AH, London, city of open-top buses, rhyming slang, red telephone boxes by the Cutty Sark, stately homes with huge grounds and a policeman on the gate, market stalls on the South Bank, and young, clean-cut musicians just waiting to be discovered at nice, clean hostels. Well, if that's what Hollywood wants for What A Girl Wants then that's what the American girl abroad will have.

Welcome to their London, not our London, for a typically patronising Tinseltown twist on Cinderella in the English capitol, in a make-over movie so riddled with clich that it is enjoyable, if only in a jaw-dropping way. Little princesses will love it as a slumber party-movie to replace The Princess Diaries.

The 'girl' is New Yorker Daphne, played by Amanda Bynes as an air-brushed Avril Lavigne, and she is a hip Chinatown teen who leaves a note for her Bohemian mum, rock chick Libby (Kelly Preston), saying she has left New York to find the father she has never met.

He just happens to be Lord Dashwood, once a biker in leathers with a thing for Indian travel, but now Colin Firth in another of his awkward aristocrat roles, and here looking only slightly less bored than Ralph Fiennes in Maid In Manhattan. Henry Dashwood has a London pad even bigger than Buck House and still has a wild, independent streak that has seen him resign his seat in the Lords to pursue his ambitions to be an MP.

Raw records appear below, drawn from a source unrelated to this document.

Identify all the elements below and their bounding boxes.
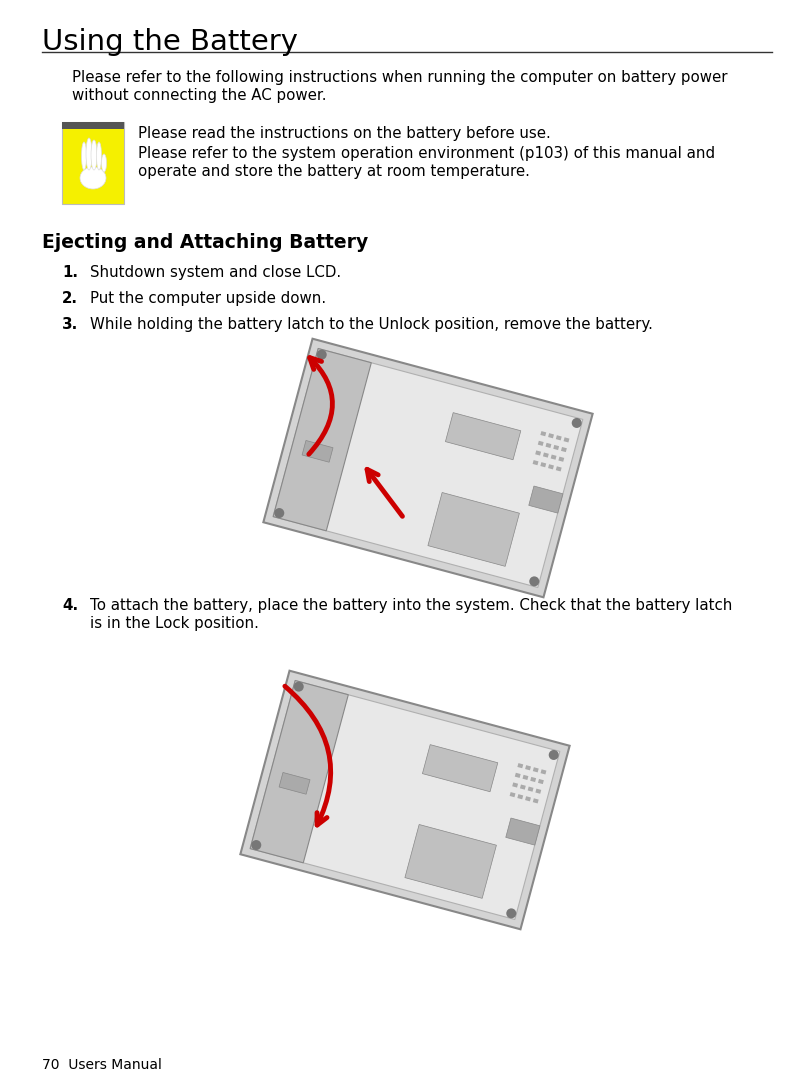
Polygon shape bbox=[527, 786, 533, 792]
Ellipse shape bbox=[101, 154, 107, 172]
Ellipse shape bbox=[82, 142, 87, 171]
Text: 3.: 3. bbox=[62, 317, 78, 332]
Circle shape bbox=[316, 350, 327, 359]
Polygon shape bbox=[510, 792, 515, 797]
Text: 2.: 2. bbox=[62, 291, 78, 306]
Ellipse shape bbox=[86, 138, 92, 171]
Text: is in the Lock position.: is in the Lock position. bbox=[90, 616, 259, 631]
Polygon shape bbox=[551, 455, 557, 459]
Text: To attach the battery, place the battery into the system. Check that the battery: To attach the battery, place the battery… bbox=[90, 598, 732, 613]
Ellipse shape bbox=[80, 167, 106, 189]
Polygon shape bbox=[525, 766, 531, 770]
Text: Shutdown system and close LCD.: Shutdown system and close LCD. bbox=[90, 265, 341, 280]
Polygon shape bbox=[525, 796, 531, 801]
Polygon shape bbox=[428, 492, 519, 566]
Polygon shape bbox=[536, 451, 541, 455]
Ellipse shape bbox=[91, 140, 97, 171]
Polygon shape bbox=[561, 447, 567, 452]
Text: 4.: 4. bbox=[62, 598, 78, 613]
Polygon shape bbox=[540, 431, 546, 437]
Circle shape bbox=[252, 841, 261, 850]
Polygon shape bbox=[250, 681, 560, 920]
Polygon shape bbox=[564, 438, 570, 442]
Text: Please refer to the following instructions when running the computer on battery : Please refer to the following instructio… bbox=[72, 70, 727, 85]
Text: Using the Battery: Using the Battery bbox=[42, 28, 298, 56]
Polygon shape bbox=[520, 784, 526, 790]
Polygon shape bbox=[548, 464, 554, 469]
Polygon shape bbox=[405, 824, 497, 898]
Polygon shape bbox=[523, 774, 528, 780]
Polygon shape bbox=[264, 339, 593, 597]
Polygon shape bbox=[545, 443, 552, 449]
Polygon shape bbox=[529, 487, 563, 513]
Polygon shape bbox=[273, 349, 371, 531]
Polygon shape bbox=[273, 349, 582, 588]
Polygon shape bbox=[540, 463, 546, 467]
Text: Please read the instructions on the battery before use.: Please read the instructions on the batt… bbox=[138, 126, 551, 141]
Circle shape bbox=[274, 508, 284, 518]
Polygon shape bbox=[422, 745, 498, 792]
Circle shape bbox=[572, 418, 582, 428]
Circle shape bbox=[506, 908, 516, 919]
Polygon shape bbox=[556, 466, 561, 471]
Polygon shape bbox=[538, 779, 544, 784]
Polygon shape bbox=[536, 788, 541, 794]
Polygon shape bbox=[530, 776, 536, 782]
Polygon shape bbox=[533, 798, 539, 804]
Circle shape bbox=[549, 750, 559, 760]
Polygon shape bbox=[279, 772, 310, 794]
Ellipse shape bbox=[96, 142, 101, 171]
Polygon shape bbox=[506, 818, 540, 845]
Text: operate and store the battery at room temperature.: operate and store the battery at room te… bbox=[138, 164, 530, 179]
Text: Please refer to the system operation environment (p103) of this manual and: Please refer to the system operation env… bbox=[138, 146, 715, 161]
Circle shape bbox=[529, 577, 540, 586]
Text: 1.: 1. bbox=[62, 265, 78, 280]
Polygon shape bbox=[240, 671, 570, 930]
Polygon shape bbox=[553, 445, 559, 450]
Polygon shape bbox=[549, 433, 554, 439]
Polygon shape bbox=[532, 460, 539, 465]
Polygon shape bbox=[515, 773, 521, 778]
Text: without connecting the AC power.: without connecting the AC power. bbox=[72, 88, 327, 103]
Polygon shape bbox=[517, 794, 523, 799]
Text: Put the computer upside down.: Put the computer upside down. bbox=[90, 291, 326, 306]
Polygon shape bbox=[512, 782, 518, 787]
Polygon shape bbox=[540, 769, 546, 774]
Polygon shape bbox=[556, 435, 561, 441]
Polygon shape bbox=[250, 681, 349, 862]
Bar bbox=[62, 122, 124, 204]
Polygon shape bbox=[302, 441, 333, 463]
Polygon shape bbox=[533, 767, 539, 772]
Polygon shape bbox=[518, 763, 523, 768]
Text: Ejecting and Attaching Battery: Ejecting and Attaching Battery bbox=[42, 233, 368, 252]
Bar bbox=[62, 122, 124, 129]
Polygon shape bbox=[446, 413, 521, 459]
Text: 70  Users Manual: 70 Users Manual bbox=[42, 1058, 162, 1072]
Circle shape bbox=[294, 682, 303, 692]
Text: While holding the battery latch to the Unlock position, remove the battery.: While holding the battery latch to the U… bbox=[90, 317, 653, 332]
Polygon shape bbox=[543, 453, 549, 457]
Polygon shape bbox=[538, 441, 544, 446]
Polygon shape bbox=[558, 456, 564, 462]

Libby turns up at his door, encountering the Ugly Sisters of the piece, Dashwood's humourless fiancee (Anna Chancellor, in another of her Duckface turns) and her stuck-up daughter. Libby is, naturally, a breath of fresh American bubblegum, soon to bring some reality to this dusty pile with its aged staff and unnecessarily large rooms.

If all that America-knows-best attitude is galling, there is one saving grace. You can't help but smile at the clash of the naughty and the haughty as director Dennie Gordon sends up English restraint. Don't embrace, says Henry's mother; we English reserve affection only for our dogs and horses.